42 migrants drown as 2 smuggling boats sink off Greece

ATHENS: At least 42 people, including 17 children, drowned Friday in the Aegean Sea as two smuggling boats sunk off different Greek islands. A search-and-rescue operation was underway for others feared trapped in the wreckage.

The Greek coast guard and other boats saved nearly 70 people from the sunken vessels.

The new drownings follow hundreds over the past year as Europe faces its worst immigration crisis since the end of World War II. More than a million people seeking asylum have entered the continent in 2015 — most through Greece, coming across the sea in small smugglers' boats from Turkey.

The European Union is deeply divided on addressing the influx, with several countries blocking or restricting migrant flows and resisting plans to share out refugees, while Germany — where most immigrants are heading — has welcomed those it considers refugees.

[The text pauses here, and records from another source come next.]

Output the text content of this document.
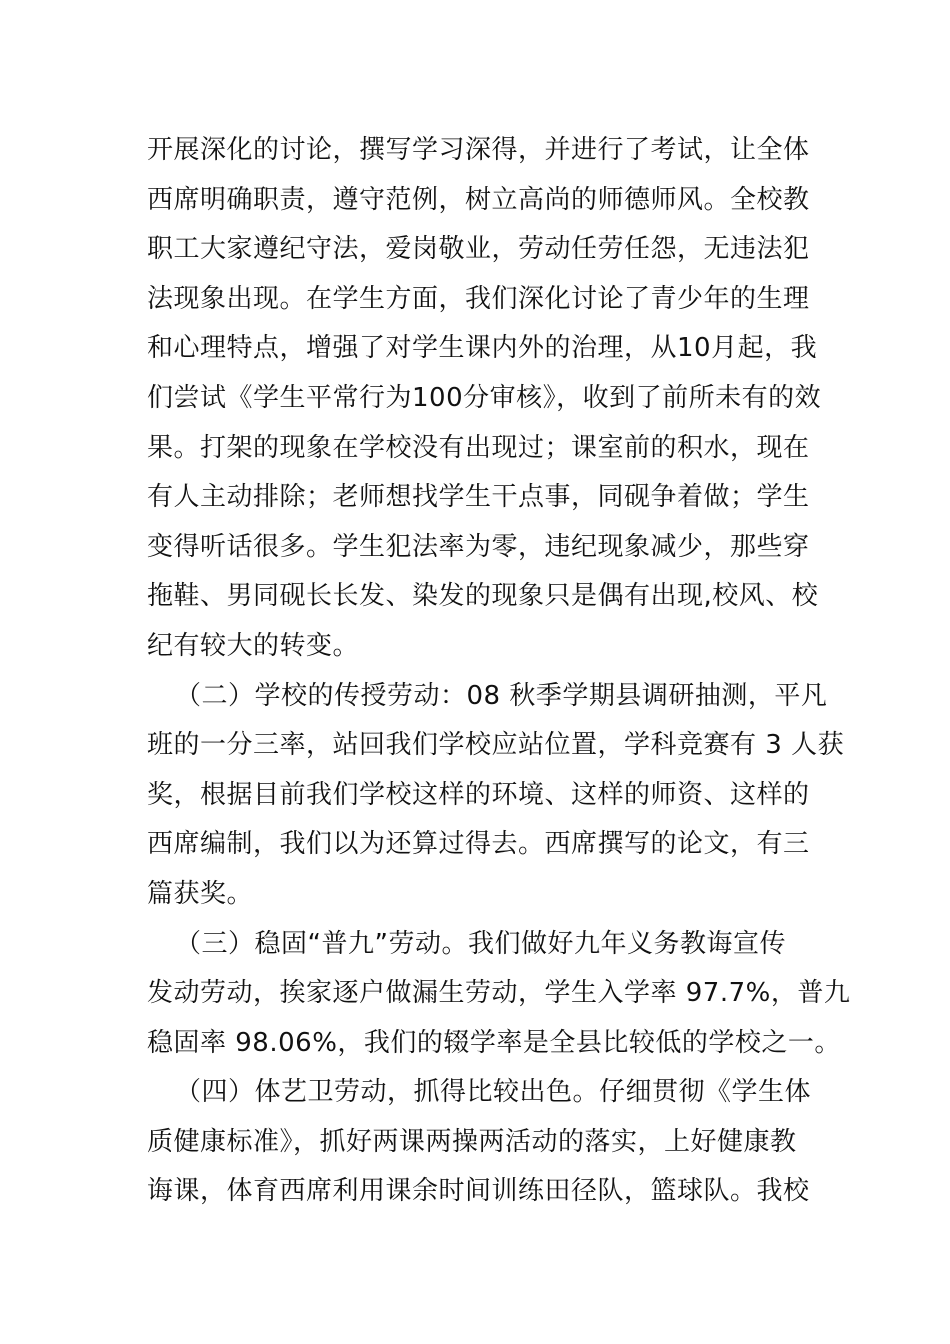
开展深化的讨论，撰写学习深得，并进行了考试，让全体
西席明确职责，遵守范例，树立高尚的师德师风。全校教
职工大家遵纪守法，爱岗敬业，劳动任劳任怨，无违法犯
法现象出现。在学生方面，我们深化讨论了青少年的生理
和心理特点，增强了对学生课内外的治理，从10月起，我
们尝试《学生平常行为100分审核》，收到了前所未有的效
果。打架的现象在学校没有出现过；课室前的积水，现在
有人主动排除；老师想找学生干点事，同砚争着做；学生
变得听话很多。学生犯法率为零，违纪现象减少，那些穿
拖鞋、男同砚长长发、染发的现象只是偶有出现,校风、校
纪有较大的转变。
（二）学校的传授劳动：08 秋季学期县调研抽测，平凡
班的一分三率，站回我们学校应站位置，学科竞赛有 3 人获
奖，根据目前我们学校这样的环境、这样的师资、这样的
西席编制，我们以为还算过得去。西席撰写的论文，有三
篇获奖。
（三）稳固“普九”劳动。我们做好九年义务教诲宣传
发动劳动，挨家逐户做漏生劳动，学生入学率 97.7%，普九
稳固率 98.06%，我们的辍学率是全县比较低的学校之一。
（四）体艺卫劳动，抓得比较出色。仔细贯彻《学生体
质健康标准》，抓好两课两操两活动的落实，上好健康教
诲课，体育西席利用课余时间训练田径队，篮球队。我校
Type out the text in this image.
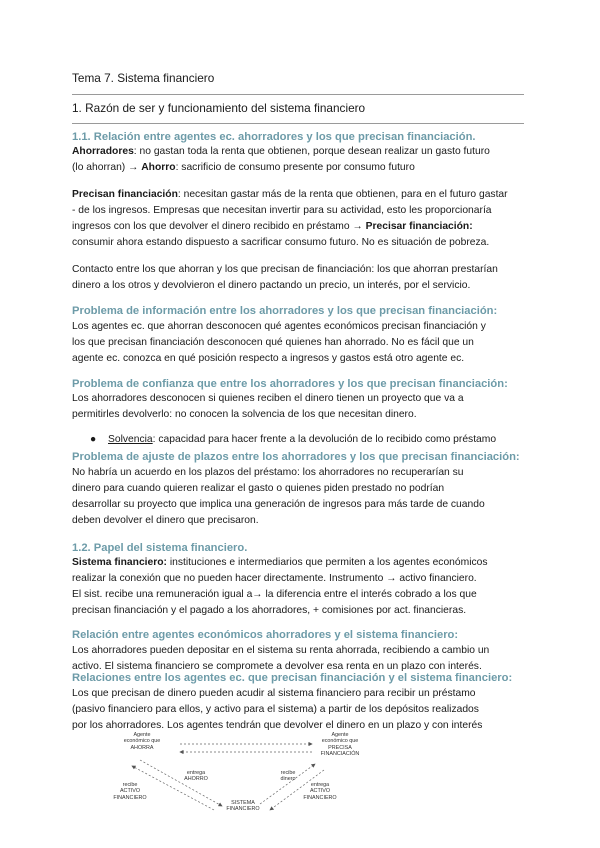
Tema 7. Sistema financiero

1. Razón de ser y funcionamiento del sistema financiero

1.1. Relación entre agentes ec. ahorradores y los que precisan financiación.

Ahorradores: no gastan toda la renta que obtienen, porque desean realizar un gasto futuro
(lo ahorran) → Ahorro: sacrificio de consumo presente por consumo futuro

Precisan financiación: necesitan gastar más de la renta que obtienen, para en el futuro gastar
- de los ingresos. Empresas que necesitan invertir para su actividad, esto les proporcionaría
ingresos con los que devolver el dinero recibido en préstamo → Precisar financiación:
consumir ahora estando dispuesto a sacrificar consumo futuro. No es situación de pobreza.

Contacto entre los que ahorran y los que precisan de financiación: los que ahorran prestarían
dinero a los otros y devolvieron el dinero pactando un precio, un interés, por el servicio.

Problema de información entre los ahorradores y los que precisan financiación:

Los agentes ec. que ahorran desconocen qué agentes económicos precisan financiación y
los que precisan financiación desconocen qué quienes han ahorrado. No es fácil que un
agente ec. conozca en qué posición respecto a ingresos y gastos está otro agente ec.

Problema de confianza que entre los ahorradores y los que precisan financiación:

Los ahorradores desconocen si quienes reciben el dinero tienen un proyecto que va a
permitirles devolverlo: no conocen la solvencia de los que necesitan dinero.

● Solvencia: capacidad para hacer frente a la devolución de lo recibido como préstamo

Problema de ajuste de plazos entre los ahorradores y los que precisan financiación:

No habría un acuerdo en los plazos del préstamo: los ahorradores no recuperarían su
dinero para cuando quieren realizar el gasto o quienes piden prestado no podrían
desarrollar su proyecto que implica una generación de ingresos para más tarde de cuando
deben devolver el dinero que precisaron.

1.2. Papel del sistema financiero.

Sistema financiero: instituciones e intermediarios que permiten a los agentes económicos
realizar la conexión que no pueden hacer directamente. Instrumento → activo financiero.
El sist. recibe una remuneración igual a→ la diferencia entre el interés cobrado a los que
precisan financiación y el pagado a los ahorradores, + comisiones por act. financieras.

Relación entre agentes económicos ahorradores y el sistema financiero:

Los ahorradores pueden depositar en el sistema su renta ahorrada, recibiendo a cambio un
activo. El sistema financiero se compromete a devolver esa renta en un plazo con interés.

Relaciones entre los agentes ec. que precisan financiación y el sistema financiero:

Los que precisan de dinero pueden acudir al sistema financiero para recibir un préstamo
(pasivo financiero para ellos, y activo para el sistema) a partir de los depósitos realizados
por los ahorradores. Los agentes tendrán que devolver el dinero en un plazo y con interés

Agente
económico que
AHORRA
Agente
económico que
PRECISA
FINANCIACIÓN
entrega
AHORRO
recibe
ACTIVO
FINANCIERO
recibe
dinero
entrega
ACTIVO
FINANCIERO
SISTEMA
FINANCIERO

EU foreign policy chief Federica Mogherini said Friday the 28-nation bloc faces big economic risks if its member countries start putting up walls between each other, due to the refugee crisis, that restrict borderless travel.

"We are doing studies of that and it is impressive," she said, speaking at the World Economic Forum in Davos, Switzerland.

But Hungary's prime minister, who last year built fences on his nation's borders with Serbia and Croatia to stop migrants from coming in, praised Austria for setting a cap this week on the numbers of refugees it will take.

"Common sense has prevailed," Viktor Orban said Friday on state radio, calling the Austrian decision "the most important news of the past months."

"Europe can't take in huge masses of foreign people in an unlimited, uncontrolled manner," he said, adding that, for Hungary, "the best migrant is the migrant who does not come."

David Miliband, head of the International Rescue Committee charity, said it's important that migrants who don't qualify for refugee status are returned home — a policy often hard to implement as emigrant-producing countries such as Pakistan resist repatriations.

In the first sinking Friday in the eastern Aegean Sea, a wooden boat carrying 49 people foundered in the early hours off the small islet of Farmakonissi. Forty people managed to make it to shore, while authorities rescued one girl and recovered eight bodies from the sea — those of six children and two women, the coast guard said.

A few hours later, a wooden sailboat carrying an undetermined number of people sank off the islet of Kalolimnos, south of Farmakonissi. The coast guard rescued 22 men and four women, and recovered 34 bodies — those of 16 women, seven men and 11 children.

Coast guard vessels, a helicopter and private boats were searching for survivors. Authorities said survivors' estimates of how many people had originally been on board varied from about 40 to 70, so it was unclear how many people were missing.

Greece is the main gateway for people fleeing war and poverty trying to reach the European Union. About 850,000 entered Greece last year, mostly using unseaworthy boats provided by smuggling gangs.